Subtle Energies’ essential oils are in high demand. Many of their signature blends are made exclusively for leading hotels, including The Peninsula Hotels, the Taj Hotels Resorts and Palaces, as well as The Six Senses Spas and Resorts. But the making of the oils and the recipes remain a closely guarded secret known only to the Irani family.

“Anyone can distil an oil,” Irani says. “But it is the art of distillation, the expertise behind it and the blending that make a difference. Intent is a very important part of it, from the ingredients sourced, to the people we work with. A lot of the distillers are artisans who have been doing this for generations.”

For years, Irani has established long-standing relationships with various distillers and farmers from all over India, distilling oils from regions where the oil grade quality is highest, and going to extreme lengths to find rare oils including mogra, a jasmine native to the eastern Himalayas and Kashmiri lavender, a French lavender grown on the high altitude Himalayan plains.

Irani then takes the oils, and along with daughter Khursheed Irani, son Nick Irani and her husband, they create the blends by hand from start to finish. “I create the recipes. And now my son and daughter also create the recipes,” says Irani.

The brand sources the highest grade of oils through sustainable trading

Sheriar Irani, an engineer by trade, recreates his wife’s formulas on a larger scale, before the oils are worked with other ingredients with skincare chemists to form Subtle Energies’ line of spa and beauty products.

Apart from the spa blends, there is also a selection of mists, including a Pure Rose Hydrosol spray that revitalises tired skin. 

The mist also works for people with insomnia. Irani recommends misting a few drops onto the pillow at night to settle the senses and aid sleep. There is also a wide range of skincare and bodycare products: toners, cleansing gels, moisturisers, to serums, exfoliants, masks and even body creams, body wash and bath salts.

Subtle Energies even has a line of blends specially formulated for mothers-to-be and their babies. “I treat a lot of pregnant women, so I’ve especially and carefully designed blends to suit each trimester. We include a lot of base oils, which are very nourishing. It’s wonderful for the feet and it’s wonderful for the stretch marks.”

Creating blends is no small feat. It took Irani years upon years of clinical research, time and dedication – from leaving a stable job in the corporate world, to taking courses in remedial massage, Ayurveda, Bowen Therapy and aromatherapy – to get to where she is now. 

But this, Irani insists, was something she had wanted to do from a young age.

“My father had instilled the love of natural therapies; he was very much a believer in natural therapy,” she says. “He used to take me up to the coastal towns and bury me in the sand because the sand had minerals. And he would rub my legs with the oils that he made.”

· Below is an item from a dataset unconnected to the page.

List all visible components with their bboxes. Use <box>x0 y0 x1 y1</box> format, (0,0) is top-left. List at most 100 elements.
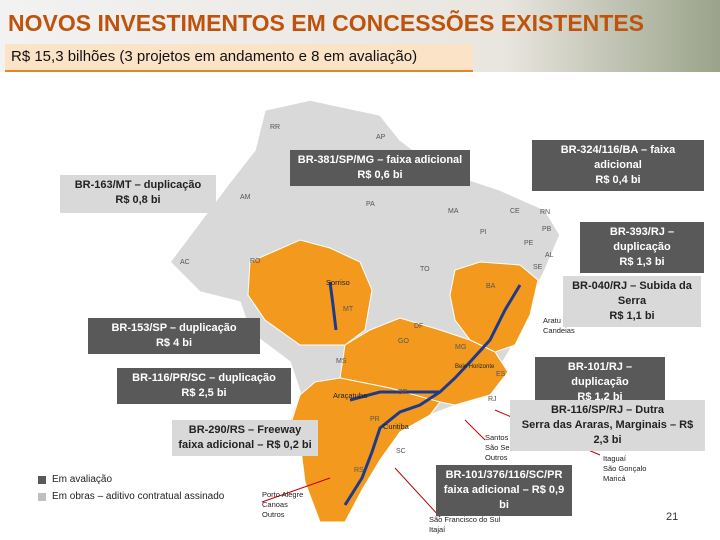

When she got to thinking of establishing her own company and began to think of names, Subtle Energies jumped right at her and the name stuck. “It came as I was being a remedial therapist, I didn’t know about aromatherapy,” she says. “Even before I finished the course, I loved it because I do work with subtle energies. These are all subtle energies. It exists in all of us, it is our chi, our prana, that is what we’re working with.”